Sicurezza nel centro storico di Crotone, il Comitato plaude al Questore: “Misure necessarie, ma ora serve una strategia a lungo termine”
Il presidente Cesare Spanò esprime apprezzamento per le recenti iniziative contro degrado e risse, sottolineando l’importanza di un approccio che vada oltre l’emergenza per valorizzare residenti e commercianti.
CROTONE – Un plauso convinto alle iniziative messe in campo dal Questore di Crotone per la sicurezza nel cuore pulsante della città, ma anche un appello a guardare oltre l’emergenza con una programmazione attenta. È questa la posizione espressa da Cesare Spanò, Presidente del Comitato Centro Storico, in merito alle recenti misure adottate per contrastare episodi di degrado e risse.
“Accogliamo con grande favore le misure adottate,” ha dichiarato Spanò. “La città ha un disperato bisogno di sicurezza e di vivere i propri spazi pubblici senza tensioni. È fondamentale che chi vive, lavora e visita il nostro centro storico possa farlo in totale serenità.”
Il Comitato ha voluto sottolineare il ruolo cruciale svolto quotidianamente dalle forze dell’ordine, e in particolare dalla Polizia di Stato, nel garantire la protezione dei cittadini e il controllo del territorio. “Il Questore e tutto il personale stanno dimostrando impegno, professionalità e grande dedizione,” ha aggiunto il presidente. “Si tratta di un lavoro complesso, che richiede costanza e capacità organizzativa, e che merita il pieno sostegno da parte di chi governa la città.”

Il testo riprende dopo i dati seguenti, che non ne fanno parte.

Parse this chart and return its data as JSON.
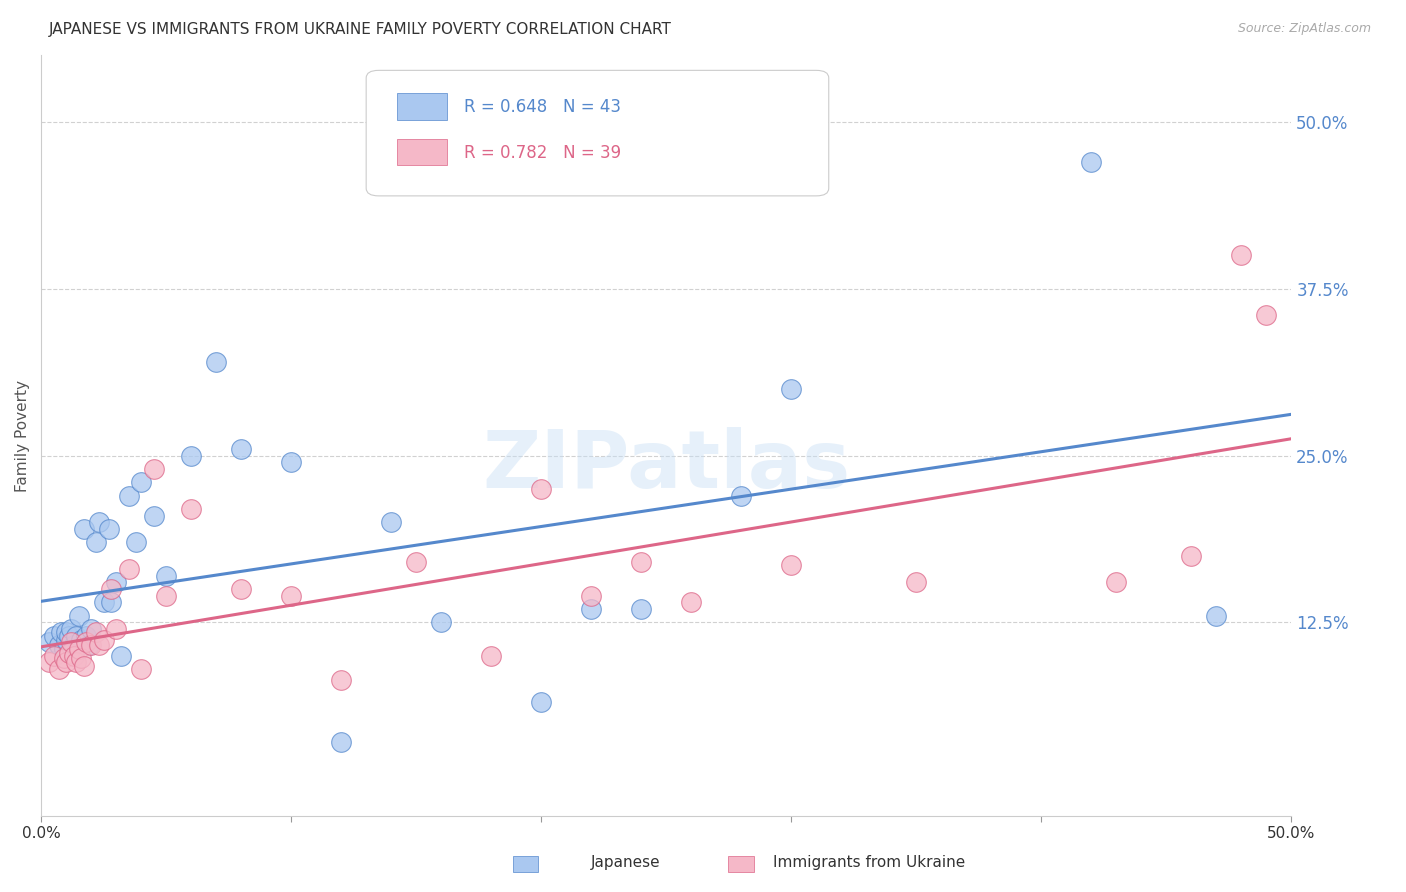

Tuttavia, secondo il Comitato, la sicurezza non può essere una questione legata unicamente a interventi estemporanei o alla chiusura dei locali. La vera soluzione risiede in strategie concrete e a lungo termine che valorizzino chi, ogni giorno, vive, lavora e investe nel centro storico. “Il nostro auspicio,” ha concluso Spanò, “è vedere un centro storico vivo, sicuro e accogliente, dove la legalità e il vivere civile siano i veri protagonisti.”

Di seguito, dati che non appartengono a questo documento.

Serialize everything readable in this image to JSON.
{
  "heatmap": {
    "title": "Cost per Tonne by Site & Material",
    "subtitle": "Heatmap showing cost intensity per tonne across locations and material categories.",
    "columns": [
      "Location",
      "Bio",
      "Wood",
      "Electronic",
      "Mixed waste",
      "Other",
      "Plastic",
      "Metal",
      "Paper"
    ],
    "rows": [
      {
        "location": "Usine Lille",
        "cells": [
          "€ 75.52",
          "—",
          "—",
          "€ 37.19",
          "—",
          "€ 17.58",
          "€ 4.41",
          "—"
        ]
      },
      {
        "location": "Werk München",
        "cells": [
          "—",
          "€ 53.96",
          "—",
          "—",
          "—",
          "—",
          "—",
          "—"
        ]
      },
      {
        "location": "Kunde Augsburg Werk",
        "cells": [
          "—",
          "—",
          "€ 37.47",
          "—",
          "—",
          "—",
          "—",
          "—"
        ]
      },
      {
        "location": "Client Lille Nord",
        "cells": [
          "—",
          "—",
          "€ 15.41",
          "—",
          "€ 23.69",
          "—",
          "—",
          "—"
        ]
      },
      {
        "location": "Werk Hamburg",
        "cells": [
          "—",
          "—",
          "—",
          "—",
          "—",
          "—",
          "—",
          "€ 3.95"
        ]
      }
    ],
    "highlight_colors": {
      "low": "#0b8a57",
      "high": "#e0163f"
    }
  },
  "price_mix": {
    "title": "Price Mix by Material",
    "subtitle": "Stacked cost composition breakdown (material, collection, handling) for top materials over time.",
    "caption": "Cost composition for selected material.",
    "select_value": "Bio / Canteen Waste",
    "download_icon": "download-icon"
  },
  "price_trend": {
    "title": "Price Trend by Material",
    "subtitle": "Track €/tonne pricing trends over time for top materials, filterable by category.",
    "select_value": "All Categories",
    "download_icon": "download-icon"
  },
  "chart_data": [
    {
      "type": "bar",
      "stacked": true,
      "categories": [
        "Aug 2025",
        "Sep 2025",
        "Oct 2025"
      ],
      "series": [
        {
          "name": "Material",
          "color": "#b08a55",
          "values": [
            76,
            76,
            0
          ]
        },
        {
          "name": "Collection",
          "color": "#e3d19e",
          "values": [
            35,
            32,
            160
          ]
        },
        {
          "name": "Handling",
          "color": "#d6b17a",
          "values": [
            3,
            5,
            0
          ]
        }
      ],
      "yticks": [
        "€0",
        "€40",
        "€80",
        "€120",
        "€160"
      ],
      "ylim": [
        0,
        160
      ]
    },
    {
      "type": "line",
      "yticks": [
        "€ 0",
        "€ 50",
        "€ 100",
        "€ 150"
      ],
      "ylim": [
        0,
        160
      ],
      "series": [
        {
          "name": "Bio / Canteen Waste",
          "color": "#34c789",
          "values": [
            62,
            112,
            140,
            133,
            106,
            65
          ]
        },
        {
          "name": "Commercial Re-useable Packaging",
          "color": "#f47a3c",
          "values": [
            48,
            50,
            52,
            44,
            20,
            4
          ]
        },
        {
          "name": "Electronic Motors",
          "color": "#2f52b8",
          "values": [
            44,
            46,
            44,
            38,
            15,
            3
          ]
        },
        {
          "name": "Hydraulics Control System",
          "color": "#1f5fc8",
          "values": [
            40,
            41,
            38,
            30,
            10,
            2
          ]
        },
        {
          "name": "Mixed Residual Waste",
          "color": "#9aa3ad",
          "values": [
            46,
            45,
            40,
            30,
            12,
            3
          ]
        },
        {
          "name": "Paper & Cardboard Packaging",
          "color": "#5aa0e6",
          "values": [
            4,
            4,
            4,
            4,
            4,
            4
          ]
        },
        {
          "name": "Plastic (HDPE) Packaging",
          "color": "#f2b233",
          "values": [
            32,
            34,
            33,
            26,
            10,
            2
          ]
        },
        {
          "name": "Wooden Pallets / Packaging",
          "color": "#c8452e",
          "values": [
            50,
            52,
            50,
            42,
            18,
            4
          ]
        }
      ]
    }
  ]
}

In quest’ottica, il Comitato Centro Storico ribadisce la sua piena disponibilità a collaborare con le istituzioni. Lungi dall’essere contrario a musica o iniziative culturali, che anzi sostiene, il Comitato condanna fermamente ogni forma di inciviltà che mini la convivenza. Confermando il proprio ruolo di intermediario attivo, si dichiara pronto a continuare a proporre soluzioni concrete all’amministrazione per valorizzare e rendere sempre più vivo il cuore della città, auspicando un dialogo aperto per una crescita collettiva.